Too many database tables can impact instance response time.

Make sure your tables have a primary or unique key. Cloud SQL uses row-based replication, which works best on tables with primary or unique keys.

Application implementation

Best practice More information
Use good connection management practices, such as connection pooling and exponential backoff. Using these techniques improves your application's use of resources and help you stay within Cloud SQL connection limits. For more information and code samples, see Managing database connections.
Test your application's response to maintenance updates, which can happen at any time during the maintenance window. Changing the machine type of an instance is the closest approximation of a maintenance update, except that during a maintenance update, the failover replica is updated (and goes offline) first, then the primary instance is updated (and goes offline) after the replica's update is complete. For machine type changes, the primary instance goes offline before the replica does. Make sure the application attempts to reconnect to the database, preferably using exponential backoff, for at least 10 minutes to ensure the application will resume operation after a maintenance event. For more information, see Managing database connections.
Test your application's response to failovers, which can happen at any time. You can manually initiate a failover using the Cloud console, the gcloud, or the API. See Initiating failover.
Avoid large transactions. Keep transactions small and short. If a large database update is needed, do it in several smaller transactions rather than one large transaction.
If you are using the Cloud SQL Auth proxy, make sure you are using the most up-to-date version. See Keeping the Cloud SQL Auth proxy up-to-date.

Data import and export

Best practice More information
Speed up imports for small instance sizes. For small instances, you can temporarily increase the CPU and RAM of an instance to improve performance when importing large datasets.
If you are exporting data for import into Cloud SQL, be sure to use the proper procedure. See Exporting data from an externally managed database server.
Speed up imports by using the appropriate mysqldump command when you export. If you are using the mysqldump utility to export data for import into Cloud SQL, consider the following options:
  • Disable autocommit and wrap the file or table in a single transaction using the --single-transaction option.
  • Include many rows in each INSERT statement using the --extended-insert option (on by default).
When migrating data with an export and import, use the exact same SQL mode for the import as the export. See Use the same SQL Mode for import and export.

Backup and recovery

Best practice More information
Protect your data with the appropriate Cloud SQL functionality.

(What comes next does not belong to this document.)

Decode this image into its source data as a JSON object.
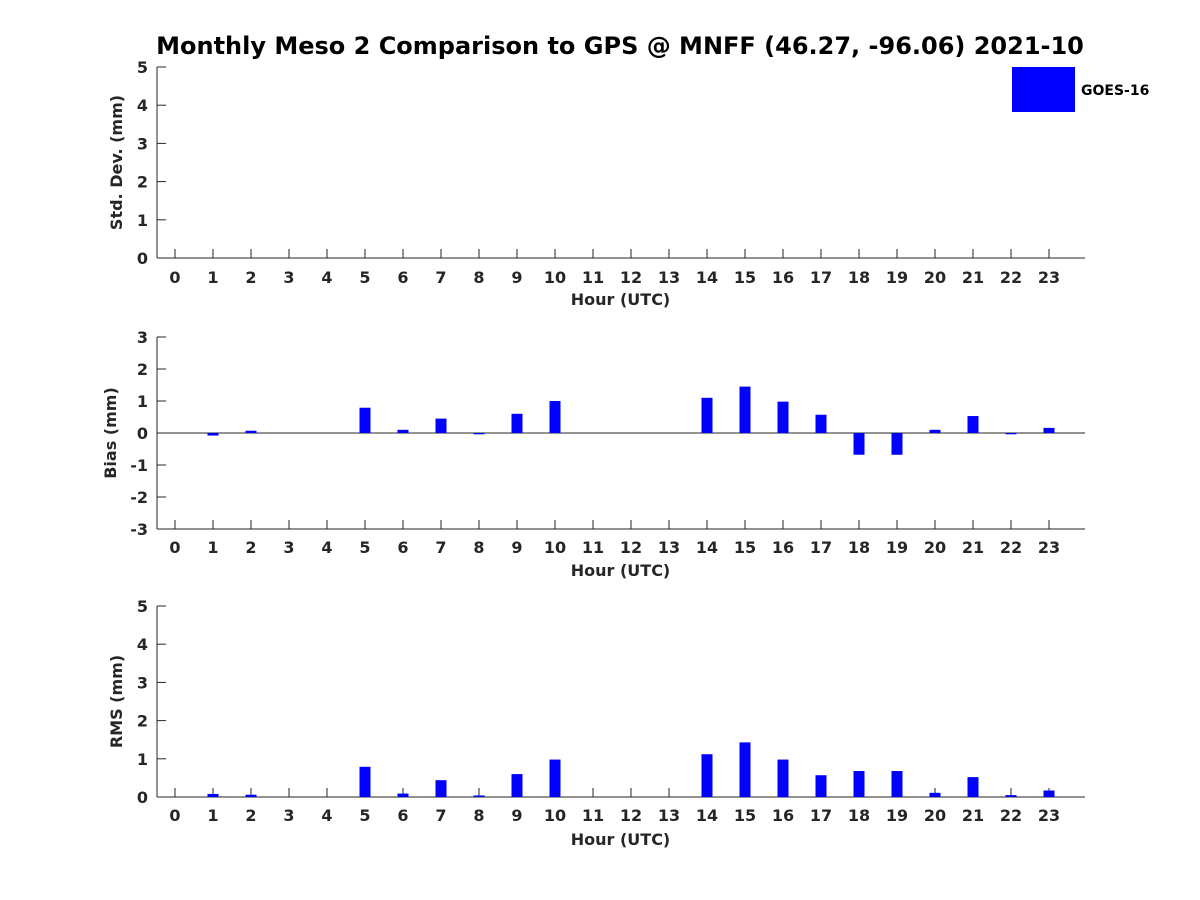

Backups, point-in-time recovery, and exports are ways to provide data redundancy and protection. They each protect against different scenarios and complement each other in a robust data protection strategy.

Backups are lightweight; they provide a way to restore the data on your instance to its state at the time you took the backup. However, backups have some limitations. If you delete the instance, the backups are also deleted. You can't back up a single database or table. And if the region where the instance is located is unavailable, you cannot restore the instance from that backup, even in an available region.

Point-in-time recovery helps you recover an instance to a specific point in time. For example, if an error causes a loss of data, you can recover a database to its state before the error occurred. A point-in-time recovery always creates a new instance; you cannot perform a point-in-time recovery to an existing instance.

Exports take longer to create, because an external file is created in Cloud Storage that can be used to recreate your data. Exports are unaffected if you delete the instance. In addition, you can export only a single database or even table, depending on the export format you choose.

Size instances to account for transaction log retention. High write activity to the database can generate a large volume of transaction logs, which can consume significant disk space, and lead to disk growth for instances enabled to increase storage automatically. We recommend sizing instance storage to account for transaction log retention.